A couple of days before Thanksgiving, an exhibit titled "A Tribute to George Maciunas (1931-1978)" opened in the Beaumont-May Gallery in Hopkins Center. George Maciunas was the founder of a movement called Fluxus. The exhibit was still there shortly before Christmas, and as a relief from her workaday duties, Ms. G., our most impressionable reporter, went to have a look. Here are her notes:

Fluxus is not a movement, not a school of art, but a loose association of like-minded spirits founded by Maciunas in the early sixties. Fluxus explores what lies beyond the object as a work of art, beyond formal art situations. It dissolves the boundaries between the artist and the viewer, between the performer and the audience. Fluxus is non-art amusement. Fluxus is fun.

Fluxus is a moveable feast, says Jan van der Marck, director of Dartmouth's museums and galleries and founder of the Dartmouth Maciunas Memorial Collection. Fluxus events qualify for what has been called the non-theater of composers, poets, and filmmakers. Fluxus asks the viewer to partake in games, puzzles, gags, and natural events.

Yoko Ono (remember Yoko Ono?), a Fluxus spirit, gave a Fluxus party in Japan, a "Fly Event." People were invited to come fly by any method of their invention. Many methods were tried or proposed. Ms. Ono did not attend.

Van der Marck gives a tour of the Fluxus exhibit at Dartmouth in a white coat and a Flux-tour hat. A gorilla mask is optional.

At the Fluxus exhibit of non-art at Dartmouth we are invited to:

• Put our hand into the Tactile Box, a wooden box with a small hole to insert your hand into at the top. It's a little scary at first because you don't know what to expect. I thought what I felt was money.

• Engage in our own concert of telepathic music. There is a score on a music stand in the middle of the room that reads:

Concentrate silently Send waves of greetings weatherluck manluck womanluck to all members of the eternal network the world around.

• See a rubber food kit.

• See a model of Claes Oldenburg's abandoned prototype of a soft ketchup bottle. Dan thought it was a ham bone.

• See the Universal Machine, which gives directions for writing a novel, finding a friend, and finding a lost article. It says that this can be done by shaking the box and contents, opening it, and the answer will be there. The box is in a glass case, so we are unable to find those answers.

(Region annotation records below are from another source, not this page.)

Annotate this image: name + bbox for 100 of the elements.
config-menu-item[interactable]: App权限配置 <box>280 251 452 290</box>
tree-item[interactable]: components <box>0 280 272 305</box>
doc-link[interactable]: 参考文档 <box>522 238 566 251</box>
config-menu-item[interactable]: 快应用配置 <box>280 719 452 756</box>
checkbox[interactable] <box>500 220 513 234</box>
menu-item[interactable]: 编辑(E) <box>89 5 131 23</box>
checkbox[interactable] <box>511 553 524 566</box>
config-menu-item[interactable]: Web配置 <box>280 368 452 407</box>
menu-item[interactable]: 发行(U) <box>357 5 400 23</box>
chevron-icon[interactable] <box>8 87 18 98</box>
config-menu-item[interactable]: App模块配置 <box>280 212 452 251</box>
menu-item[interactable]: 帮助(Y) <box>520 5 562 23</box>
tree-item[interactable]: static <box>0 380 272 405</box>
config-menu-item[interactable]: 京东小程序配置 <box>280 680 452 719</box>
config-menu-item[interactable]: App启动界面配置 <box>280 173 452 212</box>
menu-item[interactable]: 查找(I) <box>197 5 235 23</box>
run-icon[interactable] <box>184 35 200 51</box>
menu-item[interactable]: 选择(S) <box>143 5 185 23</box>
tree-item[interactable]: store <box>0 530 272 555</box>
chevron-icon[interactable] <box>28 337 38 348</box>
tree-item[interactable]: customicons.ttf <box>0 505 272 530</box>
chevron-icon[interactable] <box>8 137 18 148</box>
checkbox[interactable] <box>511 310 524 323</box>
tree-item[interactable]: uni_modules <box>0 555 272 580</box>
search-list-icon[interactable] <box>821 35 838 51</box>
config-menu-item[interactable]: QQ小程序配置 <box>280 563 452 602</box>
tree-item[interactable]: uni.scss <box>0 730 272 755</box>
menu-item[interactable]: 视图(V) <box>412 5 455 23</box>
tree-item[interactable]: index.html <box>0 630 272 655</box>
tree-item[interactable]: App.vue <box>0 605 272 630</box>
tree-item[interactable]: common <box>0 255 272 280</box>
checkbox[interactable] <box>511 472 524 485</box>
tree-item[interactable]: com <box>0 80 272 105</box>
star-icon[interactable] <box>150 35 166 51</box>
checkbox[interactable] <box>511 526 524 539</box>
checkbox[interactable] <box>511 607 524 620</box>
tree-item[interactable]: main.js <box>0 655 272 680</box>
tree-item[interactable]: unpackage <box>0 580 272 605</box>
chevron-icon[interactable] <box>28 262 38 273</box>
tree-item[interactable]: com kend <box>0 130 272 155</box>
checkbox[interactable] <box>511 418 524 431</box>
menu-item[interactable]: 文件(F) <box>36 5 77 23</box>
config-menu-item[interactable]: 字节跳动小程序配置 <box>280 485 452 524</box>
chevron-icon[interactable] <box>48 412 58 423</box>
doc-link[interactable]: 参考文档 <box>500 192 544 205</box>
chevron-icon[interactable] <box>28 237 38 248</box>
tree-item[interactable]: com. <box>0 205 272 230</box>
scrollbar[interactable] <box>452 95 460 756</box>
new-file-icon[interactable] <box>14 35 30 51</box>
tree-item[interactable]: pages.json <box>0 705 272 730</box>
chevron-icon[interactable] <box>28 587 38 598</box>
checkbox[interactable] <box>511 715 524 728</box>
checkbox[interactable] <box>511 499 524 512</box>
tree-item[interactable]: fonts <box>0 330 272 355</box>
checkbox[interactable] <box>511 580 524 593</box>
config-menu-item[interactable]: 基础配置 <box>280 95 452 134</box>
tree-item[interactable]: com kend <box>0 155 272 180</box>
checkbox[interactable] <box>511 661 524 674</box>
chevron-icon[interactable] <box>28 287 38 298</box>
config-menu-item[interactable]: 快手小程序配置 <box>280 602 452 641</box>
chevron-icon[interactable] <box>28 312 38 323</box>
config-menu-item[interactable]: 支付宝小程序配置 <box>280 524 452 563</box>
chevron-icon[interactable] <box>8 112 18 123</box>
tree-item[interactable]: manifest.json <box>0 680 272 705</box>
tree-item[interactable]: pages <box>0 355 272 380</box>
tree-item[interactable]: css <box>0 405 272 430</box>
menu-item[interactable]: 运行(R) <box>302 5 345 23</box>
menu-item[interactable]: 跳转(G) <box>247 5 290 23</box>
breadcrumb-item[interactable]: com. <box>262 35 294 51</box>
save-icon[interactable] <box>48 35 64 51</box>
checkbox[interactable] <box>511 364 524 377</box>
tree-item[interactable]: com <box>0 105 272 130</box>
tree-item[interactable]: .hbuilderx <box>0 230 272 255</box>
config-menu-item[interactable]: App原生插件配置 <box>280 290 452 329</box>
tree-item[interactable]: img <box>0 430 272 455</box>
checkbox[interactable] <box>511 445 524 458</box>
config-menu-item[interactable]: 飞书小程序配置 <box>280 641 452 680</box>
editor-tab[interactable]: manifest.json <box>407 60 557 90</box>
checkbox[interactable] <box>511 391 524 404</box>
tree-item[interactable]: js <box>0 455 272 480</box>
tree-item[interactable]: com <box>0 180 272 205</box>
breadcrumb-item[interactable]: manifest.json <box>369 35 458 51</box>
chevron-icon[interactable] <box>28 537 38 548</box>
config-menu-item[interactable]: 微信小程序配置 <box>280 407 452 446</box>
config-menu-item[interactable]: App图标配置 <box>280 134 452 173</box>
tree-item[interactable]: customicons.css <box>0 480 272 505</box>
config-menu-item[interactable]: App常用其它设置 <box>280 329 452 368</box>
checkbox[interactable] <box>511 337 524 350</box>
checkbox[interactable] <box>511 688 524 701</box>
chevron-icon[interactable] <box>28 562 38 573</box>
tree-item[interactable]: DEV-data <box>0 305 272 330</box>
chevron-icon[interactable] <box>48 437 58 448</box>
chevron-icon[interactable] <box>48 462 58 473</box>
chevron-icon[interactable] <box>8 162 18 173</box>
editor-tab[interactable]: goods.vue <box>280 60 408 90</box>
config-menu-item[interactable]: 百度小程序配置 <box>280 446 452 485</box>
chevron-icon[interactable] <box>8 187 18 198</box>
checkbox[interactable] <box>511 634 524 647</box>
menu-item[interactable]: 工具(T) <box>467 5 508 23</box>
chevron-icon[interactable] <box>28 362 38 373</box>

• See a television on its side, with a' salmon-and-white case, which is operating but has only a vertical line on the screen. Actually, it is a horizontal line because the television is on its side. It all relates to Zen, according to a write-up on the wall.

• See a Sky Painting. This is a sheet painted blue with clouds on it hung from a clothesline with clothespins that also are blue. A woman from Norwich was gazing at it and said it reminded her of an oilcloth painting done by the Norwich Independents a few years ago. The Norwich Independents was founded so that its members could decline unfavorable invitations by saying they were going to a meeting of the Norwich Independents. The oilcloth painting they created was of a steeplechase, and the Independents would move various animals around the course during their meetings.

The woman from Norwich remarked that nothing is original.